Sir Alan Smith, the wingman of Second World War fighter ace Sir Douglas Bader, has died. He was 95.
Sir Alan flew many missions behind Britain’s most famous RAF man, protecting him from enemy fire.
The pilot, who was personally selected by Bader to fly with him, was awarded the Distinguished Flying Cross in 1941 and a Bar the following year.
Bader was shot down and captured by enemy troops on his first mission without Sir Alan, who had been grounded due to a bout of flu.
Bader, who famously lost both his legs in a pre-war air accident, was held as a prisoner of war until the conflict’s end, although he made a number of escape attempts.
Sir Alan did not fall into the hands of the Germans and retired from the RAF in 1945 with more than 1,500 flying hours.
After the war, he settled in Kinross-shire to teach pilots and became active in the community. He chaired the Tay Foundation, securing long-term leases on salmon nets in the river estuary. Sir Alan was knighted in 1982. He died in Perth Royal Infirmary on 1 March.

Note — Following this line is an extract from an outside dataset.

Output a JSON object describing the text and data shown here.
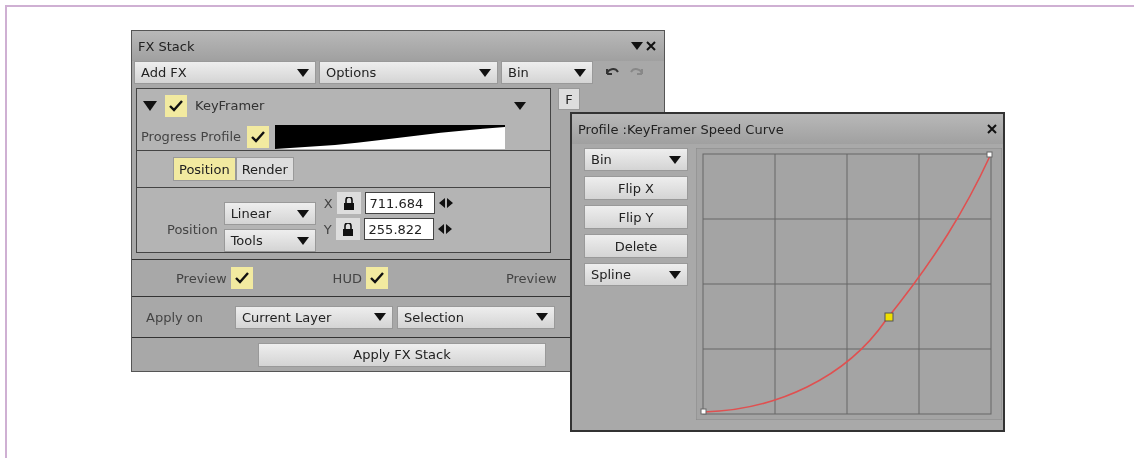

He was born in South Shields in March 1917, the youngest of four sons born to Captain Alfred Smith and his wife Lilian. The couple also had an adopted daughter.
He dropped out of school at the age of 14 to help his mother after his father was lost at sea. After just a year working with her in her ironmongery store, he set up his own business selling sweets and tobacco.
Just before the start of the war, Sir Alan joined the RAF Voluntary Reserve and qualified to fly Tiger Moths.
He was called up to full-time duty with just 14 hours’ experience in the air and was flying Spitfires within the year.
Sir Alan later described his introduction to the iconic flying machine. He said: “The instructor merely pointed out the various levers, patted me on the back and said, ‘Best of luck’.”
He transferred to Tangmere just one month before Bader arrived to take command of the wing, and was personally selected by the flying ace to protect him from enemy aircraft.
Sir Alan said: “He came into the dispersal hut, got his eyes on me and said, ‘What’s your name?’ ‘Smith, sir’, I said. ‘Right you’ll do. Fly as my number two and God help you if you let any Hun get on my tail’.”
Sir Alan did his duty until 9 August 1941, when he was ordered to remain on the ground after falling ill. That day, Bader was forced to bale out of his plane over France and spent the next few years infuriating the Nazis with his repeated escapes and recapture.
In November of that year, Sir Alan was posted to Balado aerodrome to train new pilots.
It was while he was in the area that he met local woman Margaret Todd who was working for the Women’s Voluntary Service, and the couple married in Kinross in July 1943. They went on to have two daughters and three sons between 1945 and 1959.
After the war ended, Sir Alan began working for his father-in-law Herbert Todd at the local woollen mill, Todd and Duncan Ltd. Under Sir Alan’s management, the company evolved into Dawson International Ltd.
His youngest son, Stuart, said that his father put his longevity down to hard work, self-discipline and a healthy lifestyle. He said that what he most admired about his father was his generosity, fairness and integrity.